To ensure compliance with the OIG exclusion criteria, healthcare providers and organizations can take different steps and begin with establishing a robust compliance system that incorporates seven elements of an effective compliance program. Furthermore, they need to take prompt action to respond to alleged unlawful contact and accept responsibility for it, self-disclose unlawful conduct in good faith when appropriate, and cooperate with government investigators.
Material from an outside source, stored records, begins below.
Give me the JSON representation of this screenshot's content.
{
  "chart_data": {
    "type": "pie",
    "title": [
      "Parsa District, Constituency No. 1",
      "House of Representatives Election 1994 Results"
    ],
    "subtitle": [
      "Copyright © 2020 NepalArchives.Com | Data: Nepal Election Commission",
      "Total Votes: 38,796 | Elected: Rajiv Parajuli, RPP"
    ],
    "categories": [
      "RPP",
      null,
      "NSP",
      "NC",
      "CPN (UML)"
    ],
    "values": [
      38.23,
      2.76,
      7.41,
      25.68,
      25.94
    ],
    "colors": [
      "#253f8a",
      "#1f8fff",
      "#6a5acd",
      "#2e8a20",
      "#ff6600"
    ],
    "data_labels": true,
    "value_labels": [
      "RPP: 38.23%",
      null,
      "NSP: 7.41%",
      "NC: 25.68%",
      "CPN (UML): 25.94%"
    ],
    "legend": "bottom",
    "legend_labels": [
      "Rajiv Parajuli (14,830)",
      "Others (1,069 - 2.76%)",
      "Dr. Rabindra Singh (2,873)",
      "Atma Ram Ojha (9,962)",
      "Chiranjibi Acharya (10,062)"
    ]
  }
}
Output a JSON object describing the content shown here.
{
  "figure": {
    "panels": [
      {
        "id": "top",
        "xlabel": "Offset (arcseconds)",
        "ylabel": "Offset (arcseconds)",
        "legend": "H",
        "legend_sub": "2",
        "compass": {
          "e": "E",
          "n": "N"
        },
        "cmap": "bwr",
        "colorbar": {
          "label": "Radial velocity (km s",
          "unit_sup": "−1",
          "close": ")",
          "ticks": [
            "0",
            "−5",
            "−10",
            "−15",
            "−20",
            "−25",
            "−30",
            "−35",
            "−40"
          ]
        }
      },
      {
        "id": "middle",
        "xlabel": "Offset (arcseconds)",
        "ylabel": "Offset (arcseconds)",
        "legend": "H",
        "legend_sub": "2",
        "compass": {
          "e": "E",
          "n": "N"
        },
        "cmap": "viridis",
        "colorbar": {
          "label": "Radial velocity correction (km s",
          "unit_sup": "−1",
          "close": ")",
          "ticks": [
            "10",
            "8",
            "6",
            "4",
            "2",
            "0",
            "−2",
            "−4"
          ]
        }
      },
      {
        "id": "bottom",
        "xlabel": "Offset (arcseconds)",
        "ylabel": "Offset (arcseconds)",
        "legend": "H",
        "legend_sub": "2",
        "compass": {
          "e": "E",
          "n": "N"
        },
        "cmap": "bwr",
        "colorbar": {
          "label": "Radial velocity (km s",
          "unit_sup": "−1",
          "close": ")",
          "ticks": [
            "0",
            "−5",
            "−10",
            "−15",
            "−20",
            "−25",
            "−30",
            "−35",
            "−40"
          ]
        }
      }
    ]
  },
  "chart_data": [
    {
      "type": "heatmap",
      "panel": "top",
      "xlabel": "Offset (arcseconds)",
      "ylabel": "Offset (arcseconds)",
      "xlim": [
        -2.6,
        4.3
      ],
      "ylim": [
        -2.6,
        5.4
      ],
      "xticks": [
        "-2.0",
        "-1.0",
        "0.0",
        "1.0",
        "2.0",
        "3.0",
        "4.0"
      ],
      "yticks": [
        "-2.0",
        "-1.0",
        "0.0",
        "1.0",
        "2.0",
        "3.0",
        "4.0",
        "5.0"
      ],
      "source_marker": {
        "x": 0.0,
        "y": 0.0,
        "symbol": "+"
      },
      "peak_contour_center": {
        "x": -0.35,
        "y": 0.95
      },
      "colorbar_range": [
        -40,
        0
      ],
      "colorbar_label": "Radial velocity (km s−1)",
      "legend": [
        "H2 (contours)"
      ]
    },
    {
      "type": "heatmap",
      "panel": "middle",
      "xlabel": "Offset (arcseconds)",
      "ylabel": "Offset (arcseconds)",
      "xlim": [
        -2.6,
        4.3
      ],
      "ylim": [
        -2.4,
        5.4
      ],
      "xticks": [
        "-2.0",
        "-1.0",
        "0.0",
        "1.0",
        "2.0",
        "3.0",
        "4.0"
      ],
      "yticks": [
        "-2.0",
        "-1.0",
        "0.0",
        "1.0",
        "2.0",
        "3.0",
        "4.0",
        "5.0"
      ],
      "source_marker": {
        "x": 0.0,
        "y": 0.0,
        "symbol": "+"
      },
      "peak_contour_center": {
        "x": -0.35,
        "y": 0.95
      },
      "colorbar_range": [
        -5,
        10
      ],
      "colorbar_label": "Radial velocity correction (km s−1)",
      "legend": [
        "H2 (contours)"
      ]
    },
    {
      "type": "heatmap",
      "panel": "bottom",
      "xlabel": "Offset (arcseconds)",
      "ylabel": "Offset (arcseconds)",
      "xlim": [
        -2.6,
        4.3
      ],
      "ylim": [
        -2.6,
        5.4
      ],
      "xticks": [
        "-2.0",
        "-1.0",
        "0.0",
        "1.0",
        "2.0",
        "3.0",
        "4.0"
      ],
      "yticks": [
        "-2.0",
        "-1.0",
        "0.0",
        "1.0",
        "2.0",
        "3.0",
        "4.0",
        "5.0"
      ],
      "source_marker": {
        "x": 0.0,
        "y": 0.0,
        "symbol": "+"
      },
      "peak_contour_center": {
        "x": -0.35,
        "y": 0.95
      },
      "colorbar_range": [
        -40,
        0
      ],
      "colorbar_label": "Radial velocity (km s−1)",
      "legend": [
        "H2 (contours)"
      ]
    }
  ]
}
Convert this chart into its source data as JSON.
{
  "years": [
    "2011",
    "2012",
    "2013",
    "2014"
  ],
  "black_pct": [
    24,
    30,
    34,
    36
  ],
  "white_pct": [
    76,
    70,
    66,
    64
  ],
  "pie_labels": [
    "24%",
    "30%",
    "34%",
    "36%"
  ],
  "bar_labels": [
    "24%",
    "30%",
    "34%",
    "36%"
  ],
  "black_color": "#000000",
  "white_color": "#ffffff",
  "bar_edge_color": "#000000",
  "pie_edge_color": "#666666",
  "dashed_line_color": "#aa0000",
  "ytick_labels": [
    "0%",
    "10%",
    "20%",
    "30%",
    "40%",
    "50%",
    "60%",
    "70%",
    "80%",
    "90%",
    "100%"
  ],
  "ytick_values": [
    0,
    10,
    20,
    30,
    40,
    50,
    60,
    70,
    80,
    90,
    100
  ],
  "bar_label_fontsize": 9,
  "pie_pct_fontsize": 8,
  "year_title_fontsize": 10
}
In addition to incorporating the OIG exclusion criteria to avoid unnecessary risks of sanctions, healthcare organizations need to have a comprehensive approach to screening their providers and organizations against various excluded lists. Despite the challenges this presents, exclusion screening is a key element for successful healthcare compliance that needs to be performed accurately every time. With an exclusion screening software, healthcare organizations improve the accuracy and speed of the process and get downloadable results followed by multiple search capabilities. As a result, they avoid compliance risks as well as other liabilities, meet federal and state requirements, and limit the number of individuals and entities involved in fraud, waste, or abuse.